MANKATO — The number of sexually transmitted diseases rose to a record level statewide and locally, increasing 6 percent in 2014.

Blue Earth County continued to have one of the highest chlamydia rates in the state. Only Hennepin and Ramsey counties have higher rates.

Blue Earth County's rate was 481 per 100,000 people. That's up from a rate of 473 in 2013 and 409 in 2012.

Dr. Amy Brien, an OB-GYN with Mayo Clinic Health System in Mankato, said cities with high rates of college-aged people means higher rates of STDs. She hopes some of the increase in reported STDs is because of more testing.

"I know that over the past couple of years there's been a push for primary care to do more STD testing. So I don't know if the higher rates are partly due to increased testing," Brien said.

She said one of the challenges to getting younger people to prevent STDs and to be tested is "the invincibility thing."

"Even patients I offer screenings to, quite a few decline because they just don't think it will happen to them. They don't have symptoms, so they don't go in for testing," Brien said.

"It's too bad because the big ones — chlamydia, gonorrhea and syphilis — are all treatable."

She said she and her colleagues encourage the use of condoms and push people to get annual testing and for those having unprotected sex to get tested every six months.

"There's a new generation each year, so we need to keep up with the education and testing," she said.

Ramsey County had the highest chlamydia rate of 560 with Hennepin County at 558.

Ways to prevent getting or spreading STDs include abstaining from sexual contact, limiting the number of sexual partners, always using latex condoms during sex, and not sharing needles for drug use, piercing, or tattooing, the health department says.

Many people don’t experience symptoms from chlamydia, but if left untreated, a person is at risk for pelvic inflammatory disease, chronic pain and even infertility.

State health officials said the rise in STDs means public health departments, clinicians, individuals and communities need to do more to reduce the rates. Left untreated, STDs can have serious health consequences.

“Today’s report shows we still have significant work ahead in order to reduce STDs across Minnesota," said a statement by Sarah Stoesz, president and CEO of Planned Parenthood Minnesota, North Dakota, South Dakota.

She said the solution to reducing rates is comprehensive sex ed and better access to health services for young people.

Last year, Planned Parenthood administered more 98,000 STD tests at low or no cost.

Reportable STDs in Minnesota include chlamydia, gonorrhea, and syphilis. There were 24,599 cases reported in 2014 compared to 23,133 in 2013.

Chlamydia is the No. 1 reported infectious disease in the state and reached a new high of 19,897 cases in 2014 compared to 18,724 in 2013. The majority of cases occurred in teens and young adults ages 15 to 24.
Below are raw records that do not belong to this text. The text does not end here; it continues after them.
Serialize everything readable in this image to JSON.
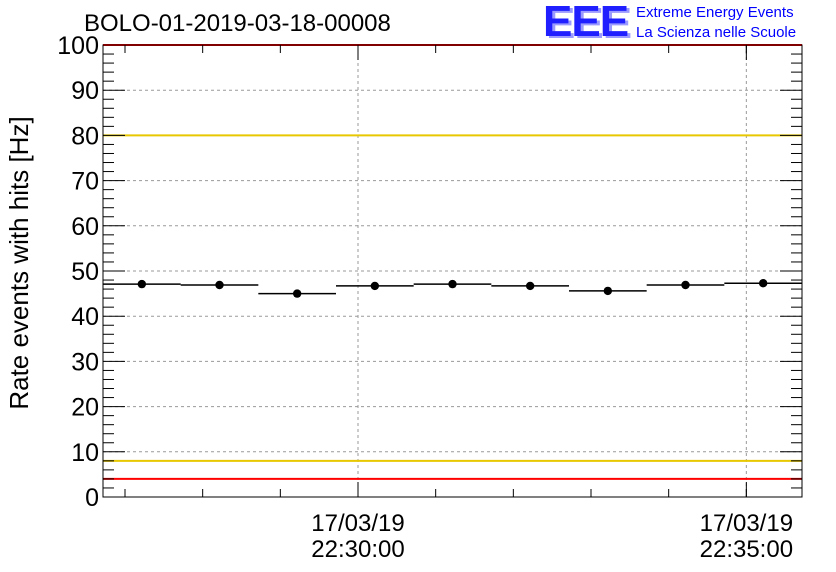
{
  "header": {
    "title": "BOLO-01-2019-03-18-00008",
    "logo_mark": "EEE",
    "logo_line1": "Extreme Energy Events",
    "logo_line2": "La Scienza nelle Scuole"
  },
  "chart_data": {
    "type": "scatter",
    "title": "BOLO-01-2019-03-18-00008",
    "xlabel": "",
    "ylabel": "Rate events with hits [Hz]",
    "ylim": [
      0,
      100
    ],
    "yticks": [
      0,
      10,
      20,
      30,
      40,
      50,
      60,
      70,
      80,
      90,
      100
    ],
    "xlim": [
      "17/03/19 22:26:43",
      "17/03/19 22:35:43"
    ],
    "xticks": [
      {
        "date": "17/03/19",
        "time": "22:30:00"
      },
      {
        "date": "17/03/19",
        "time": "22:35:00"
      }
    ],
    "grid": true,
    "series": [
      {
        "x": [
          "22:27:13",
          "22:28:13",
          "22:29:13",
          "22:30:13",
          "22:31:13",
          "22:32:13",
          "22:33:13",
          "22:34:13",
          "22:35:13"
        ],
        "x_halfwidth_seconds": 30,
        "values": [
          47.1,
          46.9,
          45.0,
          46.7,
          47.1,
          46.7,
          45.6,
          46.9,
          47.3
        ]
      }
    ],
    "reference_lines": [
      {
        "y": 100,
        "color": "#ff0000"
      },
      {
        "y": 80,
        "color": "#e8c800"
      },
      {
        "y": 8,
        "color": "#e8c800"
      },
      {
        "y": 4,
        "color": "#ff0000"
      }
    ]
  }
}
Gonorrhea remains the second most commonly reported STD in Minnesota with 4,073 cases reported in 2014 compared to 3,872 in 2013. For the first time in the last decade, the rate in males is higher than the rate in females.

The state health department report also shows higher infection rates for chlamydia and gonorrhea among communities of color and American Indians. New cases of syphilis are centered primarily among the gay male population in the Twin Cities area, the department said.

“Knowing these disparities exist, we need to work toward achieving health equity for those communities that have the fewest opportunities to access STD testing and prevention programs due to social, medical, and/or income disadvantages,” state Health Commissioner Dr. Ed Ehlinger said in a statement. “Expanding our partnerships with our most impacted communities will help to ensure that these services are available, culturally acceptable and therefore being used.”

The department said it’s important for sexually active people to get tested each year or when involved with a new partner. In addition to yearly exams, health care providers should look for additional opportunities to provide screening. This is especially important for younger patients who often may not be scheduled for a yearly checkup.